One major headache in the push to virtualise is how to deal with technology such as massive MIMO, which is crucial to delivering high-speed data to multiple users in built-up areas. Ideally, you would want multiple closely spaced base stations to cooperate to try to maximise spectrum usage, but doing this with hardware from multiple vendors is going to be tough, whereas higher-level functions such as diverting packets between Wi-Fi and 5G nodes is likely to be easier to handle given all the latency constraints 5G has. However, even that is not going to be easy.

“The challenge for OpenRAN is going to be the unboxing experience. Service providers today are used to dealing with a one-stop shop. Dealing with a disaggregated network is going to be difficult. Unless the set-up is simple, it is difficult to imagine [OpenRAN] will be widely deployed,” said Jaydeep Ranade, director of wireless engineering at Facebook Connectivity.

Singh said it will call for suppliers and users to cooperate with each other much more, which is happening to a degree. For example, Vodafone has set up testing for OpenRAN and is now looking at ways to publish the results it obtains. “OpenRAN requires us to collaborate, often with people we may treat as competitors. And that is not just at the software level but levels we haven't envisaged yet,” Singh said.

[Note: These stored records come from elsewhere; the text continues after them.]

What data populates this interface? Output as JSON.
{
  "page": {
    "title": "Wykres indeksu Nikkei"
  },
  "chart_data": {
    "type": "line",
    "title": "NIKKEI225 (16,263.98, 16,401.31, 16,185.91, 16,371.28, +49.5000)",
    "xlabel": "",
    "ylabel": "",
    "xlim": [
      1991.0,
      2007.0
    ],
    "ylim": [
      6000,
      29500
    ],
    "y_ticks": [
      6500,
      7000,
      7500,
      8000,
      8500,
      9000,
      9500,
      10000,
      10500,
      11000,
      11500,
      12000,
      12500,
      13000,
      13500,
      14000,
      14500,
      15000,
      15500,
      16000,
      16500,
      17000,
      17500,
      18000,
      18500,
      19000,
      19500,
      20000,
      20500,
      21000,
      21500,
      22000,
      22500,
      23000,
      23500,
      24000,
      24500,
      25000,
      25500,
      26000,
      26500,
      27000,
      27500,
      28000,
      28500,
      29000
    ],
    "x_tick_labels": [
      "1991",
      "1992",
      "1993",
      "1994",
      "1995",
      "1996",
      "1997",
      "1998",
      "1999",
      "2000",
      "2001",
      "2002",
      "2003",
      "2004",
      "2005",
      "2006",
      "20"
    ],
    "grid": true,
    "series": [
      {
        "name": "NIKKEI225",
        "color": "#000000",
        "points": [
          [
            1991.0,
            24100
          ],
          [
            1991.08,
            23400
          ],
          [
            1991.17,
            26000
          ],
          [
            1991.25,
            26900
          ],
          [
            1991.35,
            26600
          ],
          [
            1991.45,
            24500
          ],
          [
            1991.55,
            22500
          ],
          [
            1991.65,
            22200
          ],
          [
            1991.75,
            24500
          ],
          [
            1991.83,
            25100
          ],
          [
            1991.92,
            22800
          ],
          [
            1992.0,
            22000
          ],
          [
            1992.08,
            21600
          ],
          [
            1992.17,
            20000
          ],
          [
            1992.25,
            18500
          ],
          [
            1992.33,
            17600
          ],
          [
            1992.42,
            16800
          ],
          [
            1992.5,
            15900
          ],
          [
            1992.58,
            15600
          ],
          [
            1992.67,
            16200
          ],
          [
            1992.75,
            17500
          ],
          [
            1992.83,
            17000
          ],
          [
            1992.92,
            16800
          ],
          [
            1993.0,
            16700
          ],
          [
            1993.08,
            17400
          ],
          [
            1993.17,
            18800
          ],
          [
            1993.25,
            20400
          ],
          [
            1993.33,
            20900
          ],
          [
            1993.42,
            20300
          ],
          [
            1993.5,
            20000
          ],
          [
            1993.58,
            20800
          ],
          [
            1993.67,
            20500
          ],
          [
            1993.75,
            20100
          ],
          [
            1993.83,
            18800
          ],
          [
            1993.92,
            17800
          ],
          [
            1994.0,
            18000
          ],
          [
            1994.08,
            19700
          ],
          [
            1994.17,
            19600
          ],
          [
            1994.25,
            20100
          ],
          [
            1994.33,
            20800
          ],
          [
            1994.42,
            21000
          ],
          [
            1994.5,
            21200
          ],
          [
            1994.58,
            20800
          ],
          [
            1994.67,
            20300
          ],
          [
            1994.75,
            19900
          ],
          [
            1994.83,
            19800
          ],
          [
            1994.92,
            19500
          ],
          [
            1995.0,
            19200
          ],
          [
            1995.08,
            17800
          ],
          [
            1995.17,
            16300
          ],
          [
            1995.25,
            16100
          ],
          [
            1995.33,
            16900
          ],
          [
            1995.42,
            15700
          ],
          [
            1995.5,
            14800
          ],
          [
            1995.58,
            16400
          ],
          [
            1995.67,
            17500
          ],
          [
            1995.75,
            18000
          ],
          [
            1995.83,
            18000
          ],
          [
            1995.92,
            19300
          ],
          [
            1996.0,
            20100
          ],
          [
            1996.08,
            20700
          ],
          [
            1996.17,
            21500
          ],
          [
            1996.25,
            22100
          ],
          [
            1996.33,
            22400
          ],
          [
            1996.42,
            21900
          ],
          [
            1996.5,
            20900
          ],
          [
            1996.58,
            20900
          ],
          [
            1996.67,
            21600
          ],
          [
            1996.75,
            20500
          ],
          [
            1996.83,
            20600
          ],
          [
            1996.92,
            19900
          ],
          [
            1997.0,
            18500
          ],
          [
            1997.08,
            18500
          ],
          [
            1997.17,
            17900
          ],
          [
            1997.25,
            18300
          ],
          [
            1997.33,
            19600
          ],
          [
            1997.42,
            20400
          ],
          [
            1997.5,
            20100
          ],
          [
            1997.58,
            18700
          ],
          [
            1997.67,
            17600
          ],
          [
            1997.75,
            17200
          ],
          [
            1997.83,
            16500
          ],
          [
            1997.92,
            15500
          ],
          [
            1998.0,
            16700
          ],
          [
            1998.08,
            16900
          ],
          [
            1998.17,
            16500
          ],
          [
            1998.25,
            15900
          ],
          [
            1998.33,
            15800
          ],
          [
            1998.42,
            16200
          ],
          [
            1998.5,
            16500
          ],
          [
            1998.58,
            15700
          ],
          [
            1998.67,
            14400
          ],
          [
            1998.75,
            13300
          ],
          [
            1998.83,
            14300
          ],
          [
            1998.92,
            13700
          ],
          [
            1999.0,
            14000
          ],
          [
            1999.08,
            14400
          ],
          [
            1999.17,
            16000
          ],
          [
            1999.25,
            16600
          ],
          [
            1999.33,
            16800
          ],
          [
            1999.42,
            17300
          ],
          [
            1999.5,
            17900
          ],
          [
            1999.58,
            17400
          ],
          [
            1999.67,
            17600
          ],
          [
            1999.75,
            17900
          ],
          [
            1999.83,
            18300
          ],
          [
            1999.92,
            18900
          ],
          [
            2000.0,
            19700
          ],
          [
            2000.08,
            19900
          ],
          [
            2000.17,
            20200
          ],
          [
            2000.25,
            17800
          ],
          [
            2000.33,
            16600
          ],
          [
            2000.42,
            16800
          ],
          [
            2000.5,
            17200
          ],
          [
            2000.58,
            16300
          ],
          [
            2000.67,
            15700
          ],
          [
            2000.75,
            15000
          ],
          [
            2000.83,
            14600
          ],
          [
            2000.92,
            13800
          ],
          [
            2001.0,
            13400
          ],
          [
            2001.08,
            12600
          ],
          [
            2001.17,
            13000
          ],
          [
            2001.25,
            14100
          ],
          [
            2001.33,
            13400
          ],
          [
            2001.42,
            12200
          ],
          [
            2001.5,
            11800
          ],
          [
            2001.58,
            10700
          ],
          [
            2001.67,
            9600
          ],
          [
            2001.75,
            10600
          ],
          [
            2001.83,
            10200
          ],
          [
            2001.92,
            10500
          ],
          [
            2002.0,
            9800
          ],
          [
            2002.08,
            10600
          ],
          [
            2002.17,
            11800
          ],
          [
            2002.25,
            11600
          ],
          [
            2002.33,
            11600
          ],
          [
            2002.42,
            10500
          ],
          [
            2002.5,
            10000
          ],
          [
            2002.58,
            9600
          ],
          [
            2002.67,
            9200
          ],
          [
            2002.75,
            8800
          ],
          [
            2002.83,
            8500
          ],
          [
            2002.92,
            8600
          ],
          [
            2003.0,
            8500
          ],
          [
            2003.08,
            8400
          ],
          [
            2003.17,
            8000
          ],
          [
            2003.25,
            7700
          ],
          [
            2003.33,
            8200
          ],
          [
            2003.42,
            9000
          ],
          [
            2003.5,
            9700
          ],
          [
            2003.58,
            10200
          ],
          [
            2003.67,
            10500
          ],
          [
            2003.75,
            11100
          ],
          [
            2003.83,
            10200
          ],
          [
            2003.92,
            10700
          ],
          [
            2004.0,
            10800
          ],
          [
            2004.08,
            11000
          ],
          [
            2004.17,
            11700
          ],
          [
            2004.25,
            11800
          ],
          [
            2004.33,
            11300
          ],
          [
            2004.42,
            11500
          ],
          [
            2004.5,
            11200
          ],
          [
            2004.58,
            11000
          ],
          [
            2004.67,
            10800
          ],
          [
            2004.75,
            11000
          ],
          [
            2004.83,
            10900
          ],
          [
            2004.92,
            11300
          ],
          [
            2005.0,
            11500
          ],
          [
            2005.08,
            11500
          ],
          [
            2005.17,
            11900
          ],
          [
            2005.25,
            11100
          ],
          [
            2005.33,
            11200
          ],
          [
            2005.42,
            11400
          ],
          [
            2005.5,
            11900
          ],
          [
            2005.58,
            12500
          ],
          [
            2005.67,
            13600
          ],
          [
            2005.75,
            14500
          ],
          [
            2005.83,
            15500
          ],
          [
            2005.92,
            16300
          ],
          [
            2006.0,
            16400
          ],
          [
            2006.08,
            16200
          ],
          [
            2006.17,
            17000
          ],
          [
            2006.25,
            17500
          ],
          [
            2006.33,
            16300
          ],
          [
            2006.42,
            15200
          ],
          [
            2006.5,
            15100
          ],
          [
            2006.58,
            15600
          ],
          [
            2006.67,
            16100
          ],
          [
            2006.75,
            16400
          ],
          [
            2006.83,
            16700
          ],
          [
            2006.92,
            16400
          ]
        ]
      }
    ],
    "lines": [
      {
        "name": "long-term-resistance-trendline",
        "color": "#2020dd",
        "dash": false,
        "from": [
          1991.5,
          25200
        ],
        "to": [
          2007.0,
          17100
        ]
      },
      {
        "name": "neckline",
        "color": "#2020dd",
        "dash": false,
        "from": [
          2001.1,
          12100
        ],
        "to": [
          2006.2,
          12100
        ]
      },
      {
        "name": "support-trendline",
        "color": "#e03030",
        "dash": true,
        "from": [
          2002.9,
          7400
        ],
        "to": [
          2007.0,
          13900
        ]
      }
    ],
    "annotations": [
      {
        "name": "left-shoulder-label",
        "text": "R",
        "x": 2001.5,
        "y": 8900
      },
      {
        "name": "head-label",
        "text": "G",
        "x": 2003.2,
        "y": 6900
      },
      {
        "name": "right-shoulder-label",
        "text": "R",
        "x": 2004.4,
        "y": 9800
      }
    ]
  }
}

Although cooperation will likely help get equipment to work together more easily, there is another outlet for today’s major suppliers, assuming they are allowed to sell into a country in the first place. “Someone has to put this together,” Singh said. “There is a role for system integrators. Even a role for incumbents to perform system integration and do the stitching together.”

When IBM suffered its fall from dominance in the early 1990s, it largely reinvented itself as a systems integrator, something that companies such as Ericsson and Nokia could do themselves – though the likes of Cisco are looking hungrily at the market, knowing that as a home-grown supplier they will be the popular choice for US regulators. Though it has serious challenges to face, most of the indicators point to OpenRAN getting an easier ride over the coming decade.

“It’s not a question of if OpenRAN is going to happen but more a question of exactly when,” says Paco Martin, head of network planning at Vodafone.